April's a busy month




Next month, April as the pretty little JPEG says, is the Blogging form A to Z Challenge and so I'll be posting for the month a series of short posts all about, you guessed it, Ethiopia.   Be prepared to learn!    
That being said, I've also been informed that my Close of Service date in August 7th, depending on the flight times and layovers, hopefully I can be back home on the 8th.  And then eat cheese and chocolate and good wine and hug people I haven't seen in two years.                             



Monday, March 10, 2014

International Womens Day

I've mentioned it before, but I think there is much more important work for me to do here than teach English.  Additionally, I've been thinking a lot about women's rights, because I see the lack of it all over the place and many conversations between PCVs involve the subject in some manner. Many PCVs, myself include, wish to change women's situtations here in Ethiopia.

But what I've noticed lately in my conversations with Ethiopians involving gender roles here and in the States, is that it's either a comparison (If we were in America Tadeck, you'd cook dinner at least sometimes) or an attempt to make others understand, accept, and internalize an American viewpoint (Analyem, you can be married AND go to school because women are capable of many things and your husband isn't your master) and forgetting the cultural issues that surround the Ethiopian viewpoint.  In either case, I can't help but wonder if I'm not necessarily trying to improve lives here, or just trying to Americanize Huruta and it's residents.

Not exactly what I came here to do.

 So I backtracked a little.  I can't force women's rights and gender equality on people here.  I can't explain the American way of thinking and expect Ethiopians to understand and then follow it.  It didn't even work that way in America.  Women didn't think we want gender equality, they first realized that they were equal and then demanded the country treat them as such.

Women went to work in WWII and learned they were self-sufficient.

Everything we try to teach girls here – confidence, self-esteem, leadership – weren't learned by American women in camps or workshops but in the real world when women realized just what they could do.  In Ethiopia, I was (and most likely still am most of the time) skipping a step. Telling a housewife that she is a strong woman who could start a business just like her brother if she wanted to isn't helping her take the step towards a gender equal society. She needs information to bridge her reality and dream.  She needs know how to start a business, to know that she can support herself and not relay on her male relations, before she can start thinking of herself as equal to them.

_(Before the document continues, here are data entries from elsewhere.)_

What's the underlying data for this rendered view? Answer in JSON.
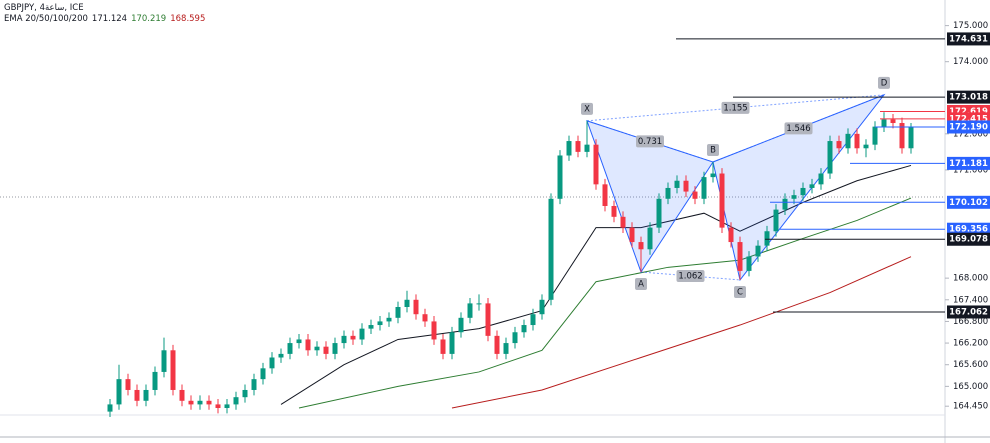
{
  "chart_data": {
    "type": "candlestick",
    "title": "GBPJPY, 4ساعة, ICE",
    "indicator": {
      "name": "EMA 20/50/100/200",
      "values": [
        171.124,
        170.219,
        168.595
      ],
      "colors": [
        "#131722",
        "#2e7d32",
        "#b71c1c"
      ]
    },
    "up_color": "#089981",
    "down_color": "#f23645",
    "ylim": [
      163.43,
      175.71
    ],
    "yticks": [
      {
        "value": 175,
        "label": "175.000"
      },
      {
        "value": 174,
        "label": "174.000"
      },
      {
        "value": 172,
        "label": "172.000"
      },
      {
        "value": 171,
        "label": "171.000"
      },
      {
        "value": 168,
        "label": "168.000"
      },
      {
        "value": 167.4,
        "label": "167.400"
      },
      {
        "value": 166.8,
        "label": "166.800"
      },
      {
        "value": 166.2,
        "label": "166.200"
      },
      {
        "value": 165.6,
        "label": "165.600"
      },
      {
        "value": 165,
        "label": "165.000"
      },
      {
        "value": 164.45,
        "label": "164.450"
      }
    ],
    "candles": [
      [
        164.3,
        164.65,
        164.15,
        164.5
      ],
      [
        164.5,
        165.6,
        164.35,
        165.2
      ],
      [
        165.2,
        165.35,
        164.75,
        164.9
      ],
      [
        164.9,
        165.05,
        164.45,
        164.6
      ],
      [
        164.6,
        165.05,
        164.45,
        164.9
      ],
      [
        164.9,
        165.55,
        164.75,
        165.4
      ],
      [
        165.4,
        166.35,
        165.25,
        166.0
      ],
      [
        166.0,
        166.15,
        164.75,
        164.9
      ],
      [
        164.9,
        165.05,
        164.45,
        164.6
      ],
      [
        164.6,
        164.75,
        164.35,
        164.5
      ],
      [
        164.5,
        164.75,
        164.35,
        164.6
      ],
      [
        164.6,
        164.75,
        164.35,
        164.5
      ],
      [
        164.5,
        164.65,
        164.25,
        164.4
      ],
      [
        164.4,
        164.65,
        164.25,
        164.5
      ],
      [
        164.5,
        164.85,
        164.35,
        164.7
      ],
      [
        164.7,
        165.05,
        164.55,
        164.9
      ],
      [
        164.9,
        165.35,
        164.75,
        165.2
      ],
      [
        165.2,
        165.65,
        165.05,
        165.5
      ],
      [
        165.5,
        165.95,
        165.35,
        165.8
      ],
      [
        165.8,
        166.05,
        165.65,
        165.9
      ],
      [
        165.9,
        166.35,
        165.75,
        166.2
      ],
      [
        166.2,
        166.45,
        166.05,
        166.3
      ],
      [
        166.3,
        166.45,
        165.85,
        166.0
      ],
      [
        166.0,
        166.25,
        165.85,
        166.1
      ],
      [
        166.1,
        166.25,
        165.75,
        165.9
      ],
      [
        165.9,
        166.35,
        165.75,
        166.2
      ],
      [
        166.2,
        166.55,
        166.05,
        166.4
      ],
      [
        166.4,
        166.55,
        166.15,
        166.3
      ],
      [
        166.3,
        166.75,
        166.15,
        166.6
      ],
      [
        166.6,
        166.85,
        166.45,
        166.7
      ],
      [
        166.7,
        166.95,
        166.55,
        166.8
      ],
      [
        166.8,
        167.05,
        166.65,
        166.9
      ],
      [
        166.9,
        167.35,
        166.75,
        167.2
      ],
      [
        167.2,
        167.65,
        167.05,
        167.4
      ],
      [
        167.4,
        167.55,
        166.85,
        167.0
      ],
      [
        167.0,
        167.15,
        166.65,
        166.8
      ],
      [
        166.8,
        166.95,
        166.15,
        166.3
      ],
      [
        166.3,
        166.45,
        165.75,
        165.9
      ],
      [
        165.9,
        166.65,
        165.75,
        166.5
      ],
      [
        166.5,
        167.05,
        166.35,
        166.9
      ],
      [
        166.9,
        167.45,
        166.75,
        167.3
      ],
      [
        167.3,
        167.55,
        167.1,
        167.3
      ],
      [
        167.3,
        167.45,
        166.25,
        166.4
      ],
      [
        166.4,
        166.55,
        165.75,
        165.9
      ],
      [
        165.9,
        166.35,
        165.75,
        166.2
      ],
      [
        166.2,
        166.65,
        166.05,
        166.5
      ],
      [
        166.5,
        166.85,
        166.35,
        166.7
      ],
      [
        166.7,
        167.15,
        166.55,
        167.0
      ],
      [
        167.0,
        167.55,
        166.85,
        167.4
      ],
      [
        167.4,
        170.35,
        167.25,
        170.2
      ],
      [
        170.2,
        171.55,
        170.05,
        171.4
      ],
      [
        171.4,
        171.95,
        171.25,
        171.8
      ],
      [
        171.8,
        171.95,
        171.35,
        171.5
      ],
      [
        171.5,
        172.36,
        171.35,
        171.7
      ],
      [
        171.7,
        171.85,
        170.45,
        170.6
      ],
      [
        170.6,
        170.75,
        169.85,
        170.0
      ],
      [
        170.0,
        170.15,
        169.55,
        169.7
      ],
      [
        169.7,
        169.85,
        169.25,
        169.4
      ],
      [
        169.4,
        169.55,
        168.85,
        169.0
      ],
      [
        169.0,
        169.15,
        168.17,
        168.8
      ],
      [
        168.8,
        169.55,
        168.65,
        169.4
      ],
      [
        169.4,
        170.35,
        169.25,
        170.2
      ],
      [
        170.2,
        170.65,
        170.05,
        170.5
      ],
      [
        170.5,
        170.85,
        170.35,
        170.7
      ],
      [
        170.7,
        170.85,
        170.25,
        170.4
      ],
      [
        170.4,
        170.55,
        170.05,
        170.2
      ],
      [
        170.2,
        170.95,
        170.05,
        170.8
      ],
      [
        170.8,
        171.22,
        170.65,
        170.9
      ],
      [
        170.9,
        171.05,
        169.25,
        169.4
      ],
      [
        169.4,
        169.55,
        168.85,
        169.0
      ],
      [
        169.0,
        169.15,
        167.95,
        168.2
      ],
      [
        168.2,
        168.75,
        168.05,
        168.6
      ],
      [
        168.6,
        169.05,
        168.45,
        168.9
      ],
      [
        168.9,
        169.45,
        168.75,
        169.3
      ],
      [
        169.3,
        170.05,
        169.15,
        169.9
      ],
      [
        169.9,
        170.35,
        169.75,
        170.2
      ],
      [
        170.2,
        170.45,
        170.05,
        170.3
      ],
      [
        170.3,
        170.65,
        170.15,
        170.5
      ],
      [
        170.5,
        170.75,
        170.35,
        170.6
      ],
      [
        170.6,
        171.05,
        170.45,
        170.9
      ],
      [
        170.9,
        171.95,
        170.75,
        171.8
      ],
      [
        171.8,
        171.95,
        171.45,
        171.6
      ],
      [
        171.6,
        172.15,
        171.45,
        172.0
      ],
      [
        172.0,
        172.15,
        171.45,
        171.6
      ],
      [
        171.6,
        171.85,
        171.35,
        171.7
      ],
      [
        171.7,
        172.35,
        171.55,
        172.2
      ],
      [
        172.2,
        172.6,
        172.05,
        172.4
      ],
      [
        172.4,
        172.55,
        172.15,
        172.3
      ],
      [
        172.3,
        172.45,
        171.45,
        171.6
      ],
      [
        171.6,
        172.3,
        171.45,
        172.19
      ]
    ],
    "series": [
      {
        "color": "#131722",
        "x": [
          19,
          26,
          32,
          41,
          48,
          54,
          59,
          66,
          70,
          77,
          83,
          89
        ],
        "values": [
          164.5,
          165.6,
          166.3,
          166.6,
          167.1,
          169.4,
          169.4,
          169.8,
          169.3,
          170.1,
          170.7,
          171.124
        ]
      },
      {
        "color": "#2e7d32",
        "x": [
          21,
          32,
          41,
          48,
          54,
          62,
          70,
          77,
          83,
          89
        ],
        "values": [
          164.4,
          165.0,
          165.4,
          166.0,
          167.9,
          168.3,
          168.5,
          169.1,
          169.6,
          170.219
        ]
      },
      {
        "color": "#b71c1c",
        "x": [
          38,
          48,
          59,
          70,
          80,
          89
        ],
        "values": [
          164.4,
          164.9,
          165.8,
          166.7,
          167.6,
          168.595
        ]
      }
    ],
    "pattern": {
      "color": "#2962ff",
      "points": [
        {
          "label": "X",
          "bar": 53,
          "price": 172.36
        },
        {
          "label": "A",
          "bar": 59,
          "price": 168.17
        },
        {
          "label": "B",
          "bar": 67,
          "price": 171.22
        },
        {
          "label": "C",
          "bar": 70,
          "price": 167.95
        },
        {
          "label": "D",
          "bar": 86,
          "price": 173.08
        }
      ],
      "ratios": [
        0.731,
        1.155,
        1.062,
        1.546
      ]
    },
    "levels": [
      {
        "value": 174.631,
        "color": "#131722"
      },
      {
        "value": 173.018,
        "color": "#131722"
      },
      {
        "value": 172.619,
        "color": "#f23645"
      },
      {
        "value": 172.415,
        "color": "#f23645"
      },
      {
        "value": {
          "value": 172.19,
          "label": "172.190"
        },
        "color": "#2962ff"
      },
      {
        "value": 171.181,
        "color": "#2962ff"
      },
      {
        "value": 170.102,
        "color": "#2962ff"
      },
      {
        "value": 169.356,
        "color": "#2962ff"
      },
      {
        "value": 169.078,
        "color": "#131722"
      },
      {
        "value": 167.062,
        "color": "#131722"
      }
    ]
  }
}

 International Women's Day, March 7th, I figured was a great day to not just teach women and girls about self-esteem, but practical skills so they could develop that self confidence themselves.  I set up a program with the woreda, specifically the Women's and Children's Bureau, where twenty girls who had failed the 10th grade exam and thus were sitting at home because they couldn't continue with their schooling, would job shadow twenty successful women business owners. This would allow them to find a role model in Huruta as well as ask question about how to reach a similar position themselves.  Along with the job shadowing, the girls would get a training on goal setting from another PCVs who was helping me and I would teach the women about effective money use.

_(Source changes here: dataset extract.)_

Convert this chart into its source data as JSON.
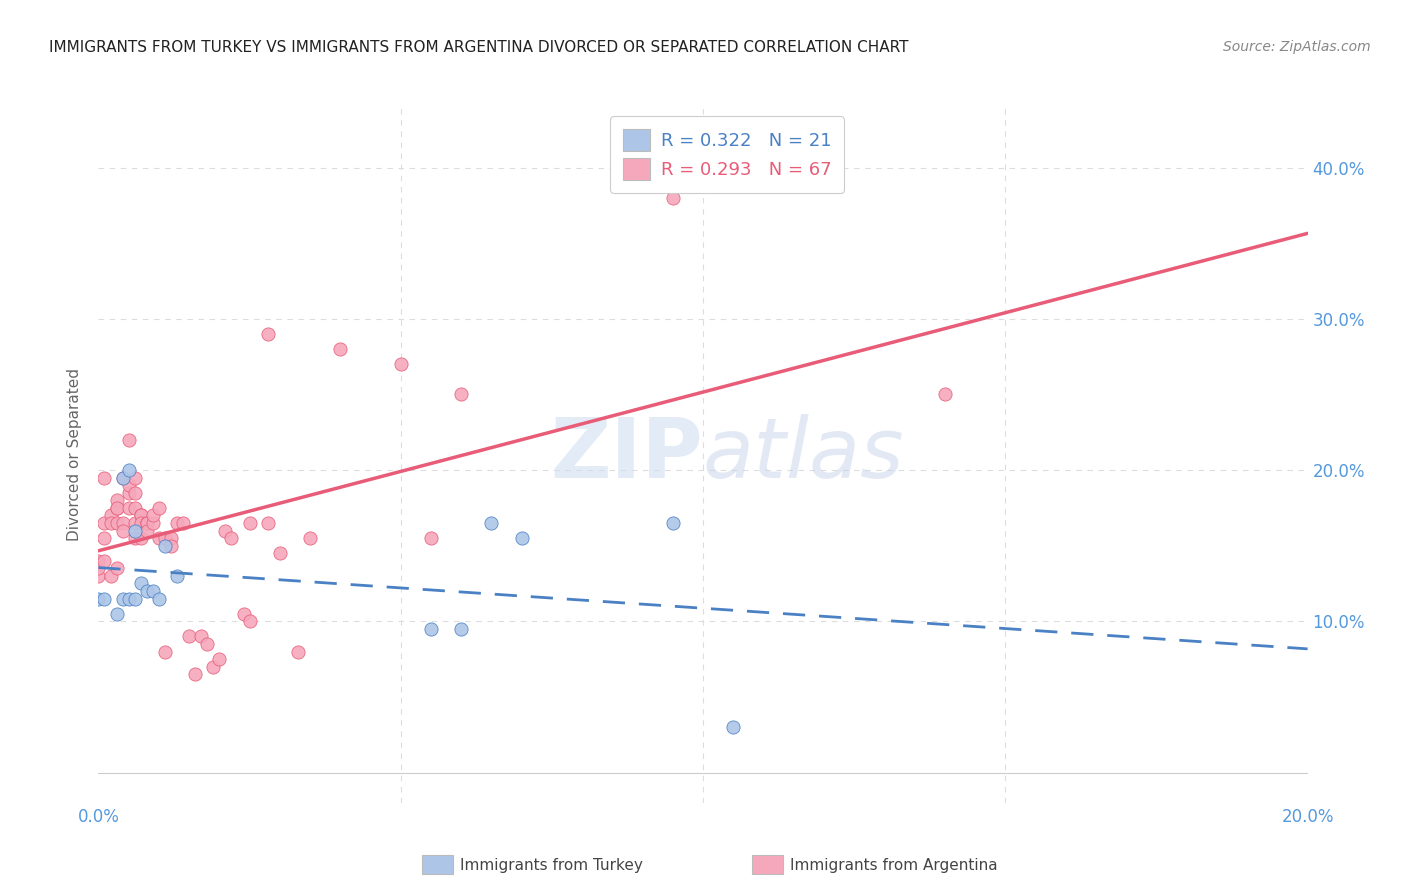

Of course, this being Ethiopia things didn't exactly go to plan. Namely half the people showed up and most of the women the town had identified as role models were actually unemployed.

A little of bit of flexibility and inventiveness on the parts of me and Kyrie, we cut half our program and just did the workshops where every attendee received training in both subjects, made up mini sessions and an assessment on the spot, and have representatives from the micro-finance bureau talk about how the women could get business loans.

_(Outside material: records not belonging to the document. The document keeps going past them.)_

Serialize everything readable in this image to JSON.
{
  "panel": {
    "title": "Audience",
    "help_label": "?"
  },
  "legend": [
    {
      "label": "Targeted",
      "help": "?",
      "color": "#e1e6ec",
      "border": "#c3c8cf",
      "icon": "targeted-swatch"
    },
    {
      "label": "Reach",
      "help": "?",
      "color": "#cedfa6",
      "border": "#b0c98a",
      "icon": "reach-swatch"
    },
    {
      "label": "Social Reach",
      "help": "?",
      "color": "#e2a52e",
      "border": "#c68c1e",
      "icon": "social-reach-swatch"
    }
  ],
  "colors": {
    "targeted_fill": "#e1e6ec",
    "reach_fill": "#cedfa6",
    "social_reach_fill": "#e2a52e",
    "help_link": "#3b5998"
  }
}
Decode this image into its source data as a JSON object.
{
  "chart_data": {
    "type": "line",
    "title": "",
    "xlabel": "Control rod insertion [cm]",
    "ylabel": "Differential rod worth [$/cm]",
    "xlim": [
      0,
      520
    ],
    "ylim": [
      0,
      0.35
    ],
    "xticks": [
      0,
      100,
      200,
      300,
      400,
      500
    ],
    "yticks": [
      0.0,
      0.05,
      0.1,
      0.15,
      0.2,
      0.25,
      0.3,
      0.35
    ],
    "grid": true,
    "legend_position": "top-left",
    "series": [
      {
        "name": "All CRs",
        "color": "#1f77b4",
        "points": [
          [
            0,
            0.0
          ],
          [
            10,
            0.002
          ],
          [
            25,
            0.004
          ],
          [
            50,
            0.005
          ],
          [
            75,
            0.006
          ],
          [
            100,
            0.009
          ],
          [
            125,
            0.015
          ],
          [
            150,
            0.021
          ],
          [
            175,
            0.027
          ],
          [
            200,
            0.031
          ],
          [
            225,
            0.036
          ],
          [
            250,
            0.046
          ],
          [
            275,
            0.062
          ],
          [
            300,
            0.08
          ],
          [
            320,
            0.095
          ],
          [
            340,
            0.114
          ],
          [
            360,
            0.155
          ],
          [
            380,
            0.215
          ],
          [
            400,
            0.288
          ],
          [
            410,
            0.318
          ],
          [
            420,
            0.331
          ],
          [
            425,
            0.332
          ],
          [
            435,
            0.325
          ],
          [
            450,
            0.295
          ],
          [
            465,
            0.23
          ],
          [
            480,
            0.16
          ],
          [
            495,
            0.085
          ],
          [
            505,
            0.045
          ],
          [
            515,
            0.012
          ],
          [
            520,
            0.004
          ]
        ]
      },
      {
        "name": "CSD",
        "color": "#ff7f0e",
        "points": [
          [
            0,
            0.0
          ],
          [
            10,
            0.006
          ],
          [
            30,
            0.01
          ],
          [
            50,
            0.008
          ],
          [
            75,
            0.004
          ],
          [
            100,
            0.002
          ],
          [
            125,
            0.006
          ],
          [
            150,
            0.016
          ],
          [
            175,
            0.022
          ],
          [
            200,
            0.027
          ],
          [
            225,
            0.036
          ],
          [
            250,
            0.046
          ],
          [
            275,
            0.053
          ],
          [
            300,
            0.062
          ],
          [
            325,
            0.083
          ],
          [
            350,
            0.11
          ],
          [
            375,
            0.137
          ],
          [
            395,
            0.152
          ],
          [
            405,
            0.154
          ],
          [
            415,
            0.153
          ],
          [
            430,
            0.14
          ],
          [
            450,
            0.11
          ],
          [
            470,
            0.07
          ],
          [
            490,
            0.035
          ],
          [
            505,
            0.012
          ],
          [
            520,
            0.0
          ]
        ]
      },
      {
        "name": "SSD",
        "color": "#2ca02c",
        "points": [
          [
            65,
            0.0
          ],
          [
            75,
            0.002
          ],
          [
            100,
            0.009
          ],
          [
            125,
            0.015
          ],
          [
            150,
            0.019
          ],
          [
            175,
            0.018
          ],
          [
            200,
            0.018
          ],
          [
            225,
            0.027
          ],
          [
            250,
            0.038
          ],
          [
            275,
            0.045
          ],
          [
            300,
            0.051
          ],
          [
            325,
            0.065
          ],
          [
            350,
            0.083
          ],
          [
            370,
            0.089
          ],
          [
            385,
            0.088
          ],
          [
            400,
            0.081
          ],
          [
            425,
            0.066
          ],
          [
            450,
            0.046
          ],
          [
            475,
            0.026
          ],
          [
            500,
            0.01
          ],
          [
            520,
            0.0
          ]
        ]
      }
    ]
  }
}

It wasn't what I had planned, but it worked beautifully in educating the women.  All of them left with a financial goal and a plan on how to use their money more effectively.  In the span of four hours I could see them grow, from the shy bunch who just stared at Kyrie during the first workshop to women who were eager to share their opinions and money use during mine.  And wonder of wonders they wouldn't say no to another gathering where they would love to learn about the legal rights of women.

This project almost didn't happen, but I'm so, so happy it did. I'm disappointed I didn't get something like this up sooner, I could have been meeting with these women monthly for a year teaching them finance and employablity skills. Regardless, it's trainings like this that make me feel like I can actually help the people here and that is one of the reasons I joined the Peace Corps.